Susan McGreivy
- McGreivy around 27 in 1965

Personal information
- Full name: Susan Douglas Gray McGreivy
- Nickname: "Dougie"
- National team: United States
- Born: October 24, 1939 San Diego, California, U.S.
- Died: November 30, 2019 (aged 80)
- Height: 5 ft 7 in (1.70 m)
- Weight: 128 lb (58 kg)
- Spouses: Dennis John McGreivy (1965-1984)

Sport
- Sport: Swimming
- Strokes: Freestyle
- Club: Walter Reed Swim Club Washington, D.C.
- Coach: Stan Tinkham (Walter Reed)

= Susan McGreivy =

American swimmer (1939–2019)

Susan Douglas McGreivy (née Gray; October 24, 1939 - November 30, 2019) was an American competition swimmer who represented the United States in the 400-meter women's freestyle at the 1956 Summer Olympics in Melbourne, Australia. She graduated Northwestern University, and later practiced law as a civil rights attorney with the American Civil Liberties Union of Southern California.

McGreivy was born Susan Douglas Gray on October 29, 1939, in San Diego, California to Margaret and James S. Gray Jr., who was a Naval Captain during Susan's time in the 1956 Olympics and had been an outstanding swimmer in High School. Captain Gray would serve as the Deputy Commandant at the Armed Forces College in Norfolk, Virginia. From an accomplished Naval Family, Susan was the granddaughter of Admiral Jesse B. Oldendorf, the primary commander during the American victory at the Battle of Lingayen Gulf.

McGreivy began competing around 12 and swam as a youngster at Maryland's Chevy Chase Country Club Pool. She graduated Holton-Arms School, a quality college preparatory school for girls in Bethesda, Maryland, where at 17 she boarded with fellow swimmer and 1956 Olympian Mary Jane Sears. Sears and Gray both swam for the Walter Reed Army Hospital team under Hall of Fame Coach Stan Tinkham who had swum as an All American at the University of North Carolina, and was then serving as an Army Private. Walter Reed had an outstanding women's team composed primarily of the daughters of local servicemen. Susan, known then as Dougie, held the American 250 and 500-yard freestyle record.

At the 1955 AAU Nationals, Susan won the 400 freestyle, and captured a second place in the 1,500 and 800 freestyle events. She placed third in the 100 freestyle. As a highlight in the 1955 Pan American Games, Susan took third place, winning a bronze in the 400 free.

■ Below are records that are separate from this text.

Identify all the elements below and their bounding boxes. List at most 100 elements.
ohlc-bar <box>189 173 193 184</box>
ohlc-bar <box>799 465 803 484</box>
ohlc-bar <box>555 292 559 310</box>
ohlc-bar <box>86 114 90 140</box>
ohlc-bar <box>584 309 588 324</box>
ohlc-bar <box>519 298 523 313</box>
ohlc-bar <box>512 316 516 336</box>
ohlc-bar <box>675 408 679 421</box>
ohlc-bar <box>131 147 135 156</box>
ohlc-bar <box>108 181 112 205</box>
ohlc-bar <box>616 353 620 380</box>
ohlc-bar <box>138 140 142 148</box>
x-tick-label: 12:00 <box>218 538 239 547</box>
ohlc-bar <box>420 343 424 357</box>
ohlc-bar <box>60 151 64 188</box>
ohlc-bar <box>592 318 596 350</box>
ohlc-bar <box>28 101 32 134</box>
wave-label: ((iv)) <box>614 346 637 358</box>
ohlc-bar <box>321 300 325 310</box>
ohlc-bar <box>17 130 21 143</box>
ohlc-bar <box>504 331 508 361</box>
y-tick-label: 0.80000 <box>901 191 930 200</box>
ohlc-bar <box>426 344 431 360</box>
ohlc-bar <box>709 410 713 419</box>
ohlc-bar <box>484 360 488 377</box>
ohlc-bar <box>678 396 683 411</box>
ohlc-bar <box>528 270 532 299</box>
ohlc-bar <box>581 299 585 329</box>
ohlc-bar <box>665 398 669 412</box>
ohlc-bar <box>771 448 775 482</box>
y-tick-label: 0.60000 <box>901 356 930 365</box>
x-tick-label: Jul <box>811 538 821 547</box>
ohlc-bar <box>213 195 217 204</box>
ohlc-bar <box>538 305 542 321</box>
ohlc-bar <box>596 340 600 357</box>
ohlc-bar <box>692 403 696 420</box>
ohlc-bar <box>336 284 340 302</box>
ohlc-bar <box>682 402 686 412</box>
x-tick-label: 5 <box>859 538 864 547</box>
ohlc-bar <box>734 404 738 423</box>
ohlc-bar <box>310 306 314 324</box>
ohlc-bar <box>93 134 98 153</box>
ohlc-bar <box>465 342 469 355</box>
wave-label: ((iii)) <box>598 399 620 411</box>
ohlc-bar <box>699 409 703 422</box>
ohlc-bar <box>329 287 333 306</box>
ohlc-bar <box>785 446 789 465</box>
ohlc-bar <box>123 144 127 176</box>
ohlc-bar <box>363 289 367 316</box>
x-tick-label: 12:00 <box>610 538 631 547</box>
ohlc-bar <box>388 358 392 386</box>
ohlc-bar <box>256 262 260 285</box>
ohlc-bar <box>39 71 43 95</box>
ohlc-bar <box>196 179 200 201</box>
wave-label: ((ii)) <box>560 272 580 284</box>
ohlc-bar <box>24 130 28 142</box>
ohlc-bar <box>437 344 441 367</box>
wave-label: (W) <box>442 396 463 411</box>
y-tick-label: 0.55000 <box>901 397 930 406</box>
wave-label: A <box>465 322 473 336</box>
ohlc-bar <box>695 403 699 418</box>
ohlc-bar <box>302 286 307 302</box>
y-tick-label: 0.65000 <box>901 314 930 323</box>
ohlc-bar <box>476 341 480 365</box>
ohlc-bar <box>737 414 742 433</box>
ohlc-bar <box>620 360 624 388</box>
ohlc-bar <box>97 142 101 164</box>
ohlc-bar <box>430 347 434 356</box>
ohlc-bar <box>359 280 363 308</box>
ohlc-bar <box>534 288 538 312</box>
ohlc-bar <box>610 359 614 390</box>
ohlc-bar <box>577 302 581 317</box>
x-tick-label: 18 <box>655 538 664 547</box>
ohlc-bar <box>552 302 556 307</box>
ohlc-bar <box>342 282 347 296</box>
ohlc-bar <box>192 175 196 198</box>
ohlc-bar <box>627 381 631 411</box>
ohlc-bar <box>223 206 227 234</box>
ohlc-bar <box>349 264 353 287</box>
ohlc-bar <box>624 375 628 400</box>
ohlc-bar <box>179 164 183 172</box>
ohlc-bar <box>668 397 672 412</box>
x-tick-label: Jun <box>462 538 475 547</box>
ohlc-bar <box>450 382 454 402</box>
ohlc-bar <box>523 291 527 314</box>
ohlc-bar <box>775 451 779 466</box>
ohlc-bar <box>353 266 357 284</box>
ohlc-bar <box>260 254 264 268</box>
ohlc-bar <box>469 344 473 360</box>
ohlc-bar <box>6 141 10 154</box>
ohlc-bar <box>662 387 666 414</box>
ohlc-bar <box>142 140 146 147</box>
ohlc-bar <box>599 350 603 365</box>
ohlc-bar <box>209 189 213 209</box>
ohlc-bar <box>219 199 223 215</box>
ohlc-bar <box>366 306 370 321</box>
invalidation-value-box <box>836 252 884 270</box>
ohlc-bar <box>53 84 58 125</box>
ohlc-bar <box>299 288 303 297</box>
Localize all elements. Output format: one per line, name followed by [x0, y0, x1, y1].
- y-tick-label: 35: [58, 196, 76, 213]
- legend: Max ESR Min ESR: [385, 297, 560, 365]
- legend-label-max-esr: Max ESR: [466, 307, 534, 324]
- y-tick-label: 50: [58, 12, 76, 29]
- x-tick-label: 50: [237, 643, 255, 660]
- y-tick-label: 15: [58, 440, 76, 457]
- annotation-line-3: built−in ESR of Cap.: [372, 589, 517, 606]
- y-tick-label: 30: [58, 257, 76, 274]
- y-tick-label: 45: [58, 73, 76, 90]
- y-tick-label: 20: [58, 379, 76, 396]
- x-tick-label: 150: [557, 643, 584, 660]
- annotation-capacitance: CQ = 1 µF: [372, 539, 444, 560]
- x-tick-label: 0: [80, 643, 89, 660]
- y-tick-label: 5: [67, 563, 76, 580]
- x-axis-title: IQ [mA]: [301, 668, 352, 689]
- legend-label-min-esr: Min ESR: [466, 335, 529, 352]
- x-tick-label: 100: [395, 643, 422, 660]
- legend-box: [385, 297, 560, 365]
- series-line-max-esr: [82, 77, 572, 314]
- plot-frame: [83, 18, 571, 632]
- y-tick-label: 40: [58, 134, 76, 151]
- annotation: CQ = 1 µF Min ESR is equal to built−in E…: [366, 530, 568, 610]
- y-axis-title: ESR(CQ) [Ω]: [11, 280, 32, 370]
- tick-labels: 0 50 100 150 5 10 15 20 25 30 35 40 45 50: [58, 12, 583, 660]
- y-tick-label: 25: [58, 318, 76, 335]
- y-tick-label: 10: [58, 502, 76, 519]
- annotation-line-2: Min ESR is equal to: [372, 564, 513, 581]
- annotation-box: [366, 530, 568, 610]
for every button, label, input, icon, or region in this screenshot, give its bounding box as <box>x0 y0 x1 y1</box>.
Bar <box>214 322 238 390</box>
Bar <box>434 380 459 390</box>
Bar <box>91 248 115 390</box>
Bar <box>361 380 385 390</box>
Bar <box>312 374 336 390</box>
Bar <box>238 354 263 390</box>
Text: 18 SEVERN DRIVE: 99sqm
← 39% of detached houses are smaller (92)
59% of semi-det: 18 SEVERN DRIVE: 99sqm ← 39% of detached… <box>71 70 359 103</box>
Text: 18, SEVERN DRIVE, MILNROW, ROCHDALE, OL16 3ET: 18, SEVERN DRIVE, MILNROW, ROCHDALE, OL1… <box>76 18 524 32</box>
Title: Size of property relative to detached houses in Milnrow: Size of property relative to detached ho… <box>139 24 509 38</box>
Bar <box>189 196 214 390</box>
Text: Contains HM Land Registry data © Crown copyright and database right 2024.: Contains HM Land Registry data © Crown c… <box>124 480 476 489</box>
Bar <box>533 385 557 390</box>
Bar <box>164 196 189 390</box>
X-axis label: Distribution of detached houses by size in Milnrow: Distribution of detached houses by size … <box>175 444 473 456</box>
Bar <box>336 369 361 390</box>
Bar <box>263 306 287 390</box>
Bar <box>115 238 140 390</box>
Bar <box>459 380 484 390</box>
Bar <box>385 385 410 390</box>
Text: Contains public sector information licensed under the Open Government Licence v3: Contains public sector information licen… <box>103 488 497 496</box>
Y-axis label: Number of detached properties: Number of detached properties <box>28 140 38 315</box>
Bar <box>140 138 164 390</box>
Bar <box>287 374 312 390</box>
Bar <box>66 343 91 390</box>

==1956 Melbourne Olympics==

In September 1956 prior to Olympics

At the 1956 Olympics, she competed in the preliminary heats of the women's 400-meter freestyle, and posted a time of 5:16.7, placing ninth. The Head Olympic coach for the U.S. Women's Olympic team that year was her Walter Reed coach, Stan Tinkham. Susan's American teammates at the 1956 Melbourne Olympics with whom she had also trained at the Walter Reed Hospital team included butterfly gold medalist Shelley Mann, butterfly bronze medalist Mary Sears, and Betty Brey who swam with the silver medal women's 4x100 freestyle relay team. A remarkable success, the 1956 Women's Olympic squad scored more points than any other Women's Olympic team in the history of the games to that point, and took six of the combined eleven medals won by the U.S. Men's and Women's teams.

===Post-swimming life===
Gray studied at Chicago's Northwestern University, where she graduated in 1961. She worked as a California teacher, worked for the peace corps for three years, where she spent time coaching the swim team of Thailand. For her work bringing age group swimming to Thailand and helping to start their National Olympic team, she received a commendation from Peace Corp Director, Sargent Shriver.

Susan Douglas Grey married Dennis John McGreivy, an English physicist, on February 28, 1965, in Rancho Santa Fe, California. Susan, who was widely travelled partly due to her father's naval career, met her husband in Cambodia. After a trip to Honolulu, the couple planned to initially live in Tokyo, where McGreivy was working as a physicist. During their 15-year marriage, McGreivy raised two children.

She attended law school, and after a 1977 graduation, practiced law in California. In her initial legal career, she clerked primarily for large firms in private practice. McGreivy became a lesbian rights activist and civil rights attorney for the American Civil Liberties Union (ACLU) of Southern California. She had a "leading role" in a range of ACLU gay and lesbian civil rights issues, including a case against the Boy Scouts of America, a defense of the Gay Games against the United States Olympic Committee, and defense of the Norton Sound Eight. A landmark case in many ways, the Norton Sound Eight, brought attention to consistent discrimination against lesbians and gays in the U.S. military, particularly in the Navy. More significantly, it established a useful basis for conducting future inquiries related to LGBTQ members of the military.